En primer término, aquella que aconseja bajar la edad a los 16 años. Esta fue la tesitura seguida en varios proyectos de ley presentados para reformar el anterior régimen de adopción, receptado en el proyecto aprobado por la Cámara de Diputados. Sin embargo, y tal como se puede deducir de la redacción final, esta postura fue revisada y modificada en el debate parlamentario, en especial a raíz de la intervención del senador Cafiero quien proponía su elevación a los 18 años[31]. Desde la perspectiva comparada, el derecho alemán garantiza el derecho constitucional de conocer los orígenes en casos de “incognitio adoption” (similar a la adopción plena, por la cual se rompe do vínculo jurídico con la familia de origen), cuando el niño alcanza los 16 años de edad. Además prevé este derecho que “(…) cuando ellos desean contraer matrimonio, se les otorga automáticamente el certificado de nacimiento original, revelando el nombre de la madre biológica”.  

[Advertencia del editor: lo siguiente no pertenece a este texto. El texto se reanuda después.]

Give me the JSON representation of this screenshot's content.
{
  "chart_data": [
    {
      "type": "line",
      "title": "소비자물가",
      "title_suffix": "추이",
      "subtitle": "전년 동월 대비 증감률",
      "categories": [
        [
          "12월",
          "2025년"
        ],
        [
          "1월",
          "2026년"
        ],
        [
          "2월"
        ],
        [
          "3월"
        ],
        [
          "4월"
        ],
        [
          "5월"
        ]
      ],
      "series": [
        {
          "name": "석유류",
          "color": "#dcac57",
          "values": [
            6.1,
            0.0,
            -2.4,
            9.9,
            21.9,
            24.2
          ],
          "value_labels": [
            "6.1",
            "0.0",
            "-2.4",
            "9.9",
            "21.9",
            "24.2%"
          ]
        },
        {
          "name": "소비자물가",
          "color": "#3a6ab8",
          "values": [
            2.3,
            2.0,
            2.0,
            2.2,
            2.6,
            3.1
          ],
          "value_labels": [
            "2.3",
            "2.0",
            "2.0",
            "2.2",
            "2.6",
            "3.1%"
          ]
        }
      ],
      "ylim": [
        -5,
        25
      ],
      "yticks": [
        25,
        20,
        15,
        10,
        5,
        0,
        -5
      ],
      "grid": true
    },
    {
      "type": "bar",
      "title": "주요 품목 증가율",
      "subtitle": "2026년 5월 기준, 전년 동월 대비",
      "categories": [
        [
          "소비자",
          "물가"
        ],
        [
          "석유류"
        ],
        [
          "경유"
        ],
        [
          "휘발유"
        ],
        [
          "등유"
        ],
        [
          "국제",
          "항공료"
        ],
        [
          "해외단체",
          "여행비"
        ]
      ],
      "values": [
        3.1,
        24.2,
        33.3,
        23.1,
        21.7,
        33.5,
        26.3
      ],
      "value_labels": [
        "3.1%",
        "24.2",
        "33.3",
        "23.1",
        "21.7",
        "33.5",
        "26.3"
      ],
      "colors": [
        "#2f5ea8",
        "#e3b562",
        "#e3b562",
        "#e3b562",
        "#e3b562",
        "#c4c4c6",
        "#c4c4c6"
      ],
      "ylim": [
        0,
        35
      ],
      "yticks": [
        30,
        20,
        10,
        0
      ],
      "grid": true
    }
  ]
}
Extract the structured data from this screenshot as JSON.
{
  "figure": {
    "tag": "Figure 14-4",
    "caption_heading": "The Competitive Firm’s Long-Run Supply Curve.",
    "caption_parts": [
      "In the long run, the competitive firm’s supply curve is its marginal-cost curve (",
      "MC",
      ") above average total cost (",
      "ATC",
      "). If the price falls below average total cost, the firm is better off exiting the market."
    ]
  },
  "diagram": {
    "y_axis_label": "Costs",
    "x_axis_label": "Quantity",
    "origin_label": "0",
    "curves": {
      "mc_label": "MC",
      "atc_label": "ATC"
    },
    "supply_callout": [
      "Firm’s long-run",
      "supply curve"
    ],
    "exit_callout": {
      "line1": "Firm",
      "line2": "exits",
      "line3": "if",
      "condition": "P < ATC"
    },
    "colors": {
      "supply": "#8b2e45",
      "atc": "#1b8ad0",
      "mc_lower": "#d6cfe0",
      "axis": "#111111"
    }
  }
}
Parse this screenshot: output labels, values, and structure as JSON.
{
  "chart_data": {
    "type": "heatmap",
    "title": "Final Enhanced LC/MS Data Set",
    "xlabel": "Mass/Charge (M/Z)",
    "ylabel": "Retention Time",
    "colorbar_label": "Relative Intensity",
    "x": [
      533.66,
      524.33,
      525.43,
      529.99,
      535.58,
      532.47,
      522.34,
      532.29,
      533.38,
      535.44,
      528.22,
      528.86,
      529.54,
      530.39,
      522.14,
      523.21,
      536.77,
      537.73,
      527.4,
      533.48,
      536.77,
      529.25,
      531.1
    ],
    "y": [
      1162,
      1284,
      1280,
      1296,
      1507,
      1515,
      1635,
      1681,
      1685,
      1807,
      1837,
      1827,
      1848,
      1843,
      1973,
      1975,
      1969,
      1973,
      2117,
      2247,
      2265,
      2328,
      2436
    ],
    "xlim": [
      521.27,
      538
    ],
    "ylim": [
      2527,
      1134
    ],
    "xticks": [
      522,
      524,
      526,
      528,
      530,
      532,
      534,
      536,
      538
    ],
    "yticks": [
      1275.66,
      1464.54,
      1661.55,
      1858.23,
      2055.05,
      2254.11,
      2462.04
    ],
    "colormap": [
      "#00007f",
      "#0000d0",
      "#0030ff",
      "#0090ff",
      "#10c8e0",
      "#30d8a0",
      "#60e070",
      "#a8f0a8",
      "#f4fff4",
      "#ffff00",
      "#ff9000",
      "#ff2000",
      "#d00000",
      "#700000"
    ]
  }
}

En segundo término, varios autores se inclinan por disminuir la edad a los 14 años. El fundamento de ello reside en la calificación dual sobre las incapacidades de hecho de las personas menores de edad que recepta la normativa de fondo. Así, quienes no han cumplido los 14 años de edad son considerados menores impúberes, y quienes han cumplido esa edad hasta los 21 años –o sea, cuando se adquiere la mayoría de edad, se los califica de menores adultos, (conf. arts. 126, 127 y 921 del Código Civil). En este sendero se enrolan, entre otros, Lea Levy[32], Mauricio L. Mizrahi[33] y Augusto C. Belluscio. Este último ha manifestado que “(…) una vez llegada la edad en que la ley le reconoce discernimiento para los actos lícitos (14 años, arts. 921 y 127, Cód. Civil), deberá reconocérsele el derecho de examinar el expediente de su adopción con la finalidad de conocer quiénes eran sus verdaderos padres, si es que no lo sabe. Por lo tanto, habrá que admitir, o bien una interpretación laxa de la norma que le reconozca el carácter de parte, o bien que la disposición de la convención, a partir de su integración al texto constitucional, prevalece por sobre la ley[34]”. Esta observación fue esbozada a la luz de la anterior ley de adopción, la 19.134 que, como lo adelanté, no receptaba el derecho a conocer los orígenes. Si bien la regulación actual admite y diferencia el carácter de parte del acceso al expediente, ello no es óbice para continuar preguntándose si reconocer el derecho al acceso a los orígenes recién a los 18 años es compatible con los arts. 7 y 8 de la Convención sobre los Derechos del Niño que regulan el derecho a la identidad, normativa de indudable superior jerarquía. Este interrogante se relaciona con la tercera vertiente que se asoma hace tiempo, donde no sólo pone en jaque a los 18 años de edad fijados por la ley 24.779, sino que también critica las posturas reseñadas que defienden la recepción de una edad determinada.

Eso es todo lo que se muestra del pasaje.